Perihal busana atau pakaian yang berkaitan dengan aktivitas keagamaan, sesungguhnya bagi agama Hindu tidaklah bersifat baku atau standar apalagi mutlak. Jika berhubungan dengan nilai-nilai ajaran agama Hindu, memang bersifat universal, umumnya selalu mengacu pada kondisi local. Maka jangan heran apalagi disalahkan bila misalnya umat Hindu Kaharingan-Kalimantan menggunakan pakaian suku bangsa Dayak jika melakukan persembahyangan Hindu. Begitupun umat Hindu di Tenger (jawa), batak, toraja dan di tempat lain tidak dapat dilarang untuk menggunakan pakaian daerah setempat ketika melakukan kegiatan keagamaannya.
Busana yang selama ini ditampilkan oleh umat Hindu di bali dan kemudian dipergunakan pula oleh umat Hindu di daerah lain bukanlah bersifat “penyeragaman” tetapi semata-mata merupakan proses peniruan. Dan proses peniruan itu berlangsung tanpa ajakan apalagi paksaan. Dan umat Hindu yang berasal dari Bali tidak juga boleh melakukan proses “menghindu-balikan” umat Hindu yang di luar Bali, kecuali memang atas permintaan atau keinginan tulus dari umat Hindu setempat.

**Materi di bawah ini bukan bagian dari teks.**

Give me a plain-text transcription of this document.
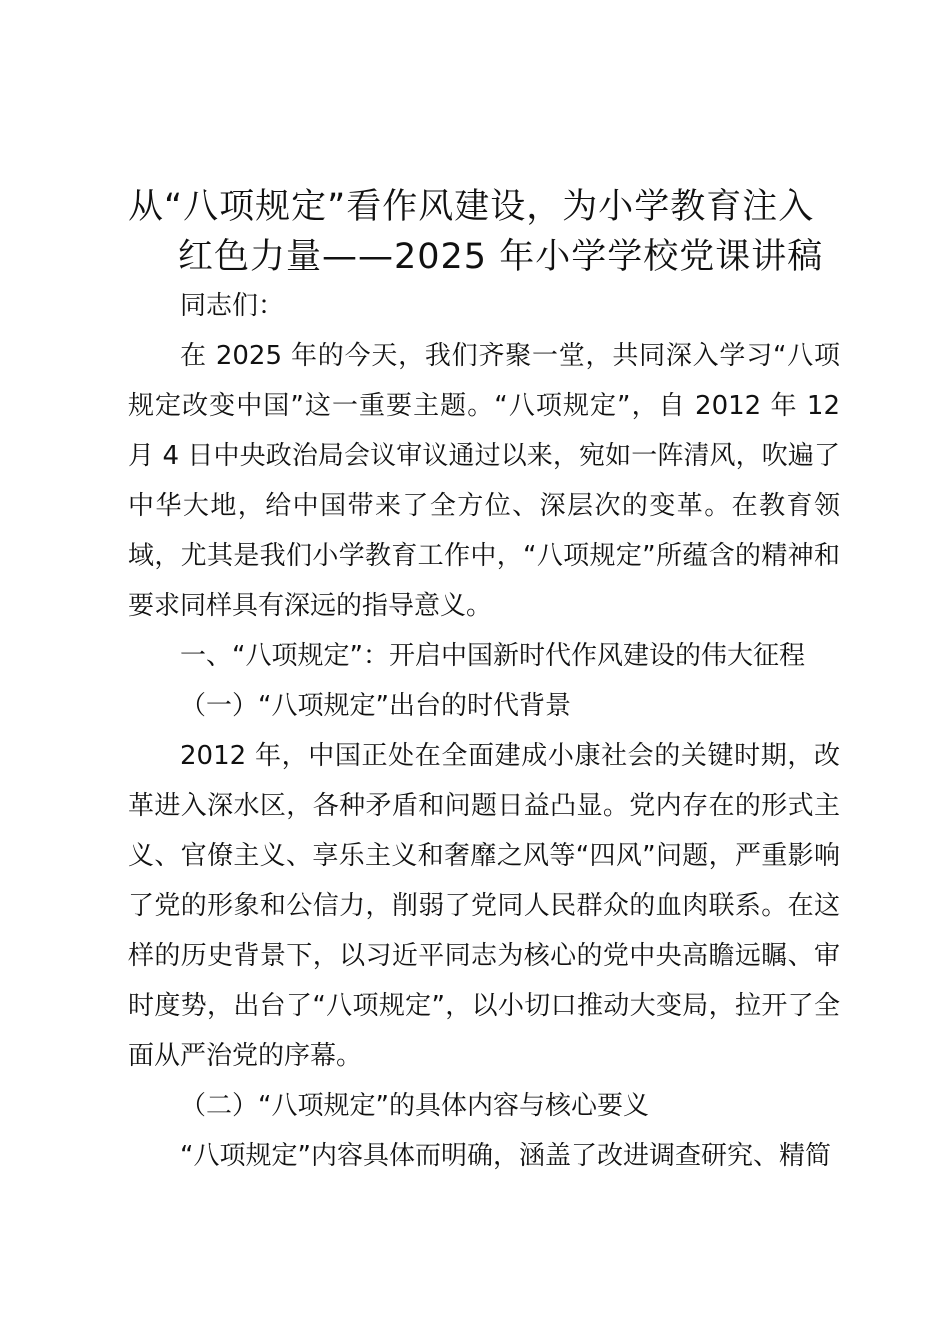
从“八项规定”看作风建设，为小学教育注入
红色力量——2025 年小学学校党课讲稿

同志们：

在 2025 年的今天，我们齐聚一堂，共同深入学习“八项规定改变中国”这一重要主题。“八项规定”，自 2012 年 12 月 4 日中央政治局会议审议通过以来，宛如一阵清风，吹遍了中华大地，给中国带来了全方位、深层次的变革。在教育领域，尤其是我们小学教育工作中，“八项规定”所蕴含的精神和要求同样具有深远的指导意义。

一、“八项规定”：开启中国新时代作风建设的伟大征程

（一）“八项规定”出台的时代背景

2012 年，中国正处在全面建成小康社会的关键时期，改革进入深水区，各种矛盾和问题日益凸显。党内存在的形式主义、官僚主义、享乐主义和奢靡之风等“四风”问题，严重影响了党的形象和公信力，削弱了党同人民群众的血肉联系。在这样的历史背景下，以习近平同志为核心的党中央高瞻远瞩、审时度势，出台了“八项规定”，以小切口推动大变局，拉开了全面从严治党的序幕。

（二）“八项规定”的具体内容与核心要义

“八项规定”内容具体而明确，涵盖了改进调查研究、精简
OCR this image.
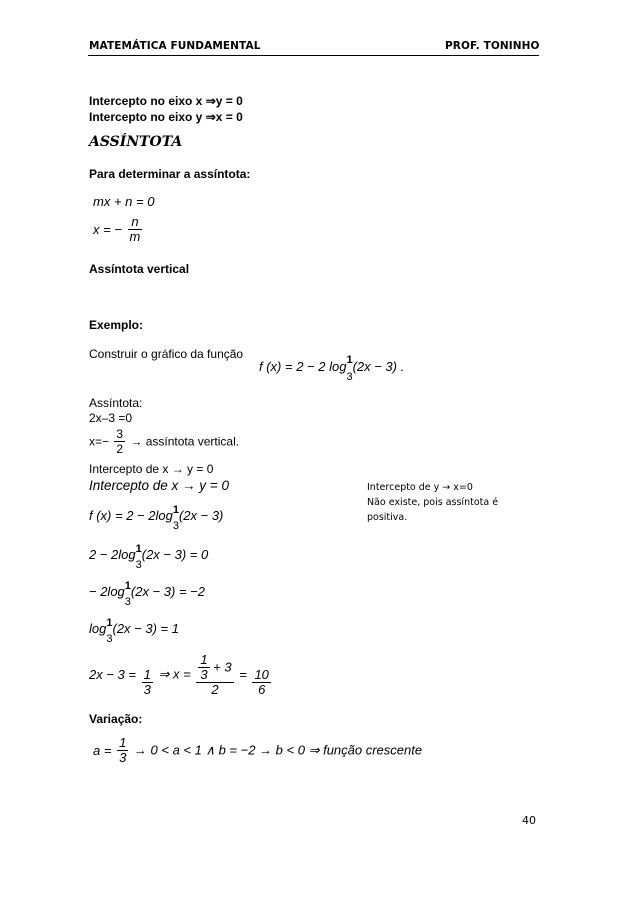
MATEMÁTICA FUNDAMENTAL	PROF. TONINHO
Intercepto no eixo x ⇒y = 0
Intercepto no eixo y ⇒x = 0
ASSÍNTOTA
Para determinar a assíntota:
mx + n = 0
x = − $\frac{n}{m}$
Assíntota vertical
Exemplo:
Construir o gráfico da função
f (x) = 2 − 2 log 1
3
(2x − 3) .
Assíntota:
2x–3 =0
$x=- \frac{3}{2}$ → assíntota vertical.
Intercepto de x → y = 0
Intercepto de x → y = 0
f (x) = 2 − 2log 1
3
(2x − 3)
2 − 2log 1
3
(2x − 3) = 0
− 2log 1
3
(2x − 3) = −2
log 1
3
(2x − 3) = 1
$2x - 3 = \frac{1}{3}$ ⇒ $x = \frac{\frac{1}{3} + 3}{2} = \frac{10}{6}$
Intercepto de y → x=0
Não existe, pois assíntota é
positiva.
Variação:
$a = \frac{1}{3} \to 0 < a < 1$ ∧ b = −2 → b < 0 ⇒ função crescente
40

Contohnya, tentang bentuk bangunan tempat suci Hindu tidak harus sama dengan apa yang dibangun oleh umat Hindu di Bali. Banguanan sanggah/merajan misalnya, meskipun umat Hindu di Bali wajib mendirikannya, tetapi untuk umat Hindu di luar suku bangsa Bali tidak harus ikut mendirikannya. Begtu pula tentang upakara dan upacara yajna dengan berbagai jenis bebantennya tidak harus sama persis dengan apa yang sudah mentradisi di Bali.
Masih banyak lagi contoh-contoh yang dapat diungkap yang pada akhirnya bermuara pada suatu pernyataan bahwa agama Hindu yang ajarannya bersifat universal itu dalam prakteknya tetap berpijak pada kondisi local.
Soal busana “mebanten jotan” atau mebanten lainnya, memang untuk umat hindu di Bali alangkah “manisnya” jika mengenakan busana yang sudah lumbrah dipakai, minimal mengenakan kain, selendang dan kemeja atau kebaya atau baju biasa. Tetapi dalam kondisi tertentu, misalnya pelajar disekolah, pejabat yang sedang bertugas, tentara yang sedang berdinas tidak dapat dihalangi atau dilarang untuk menjalankan kewajiban agamanya meski masih mengenakan pakaian wajibnya.
Yang penting pakaian yang dikenakan selain bersih juga sopan. Sopan maksudnya, pakaian yang dikenakan masih berada dalam batas-batas kepatutan menurut ukuran orang beragama. Misalnya tidak mengenakan pakaian fitness saat mesaiban, memakai rok mini ketat ke pura, berkebaya tembus pandang tanpa pelindung di bagian dalam saat Tri Sandhya bersama.
Jika pakaian sejenis itu yang dikenakan, suasana suci, khusuk dan khidmat serta konsentrasi yang dibutuhkan dalam persembahyangan itu akan menjadi rusak alias terganggu. Itu berarti niat mulia untuk “menghadap” Tuhan menjadi tidak kesampaian.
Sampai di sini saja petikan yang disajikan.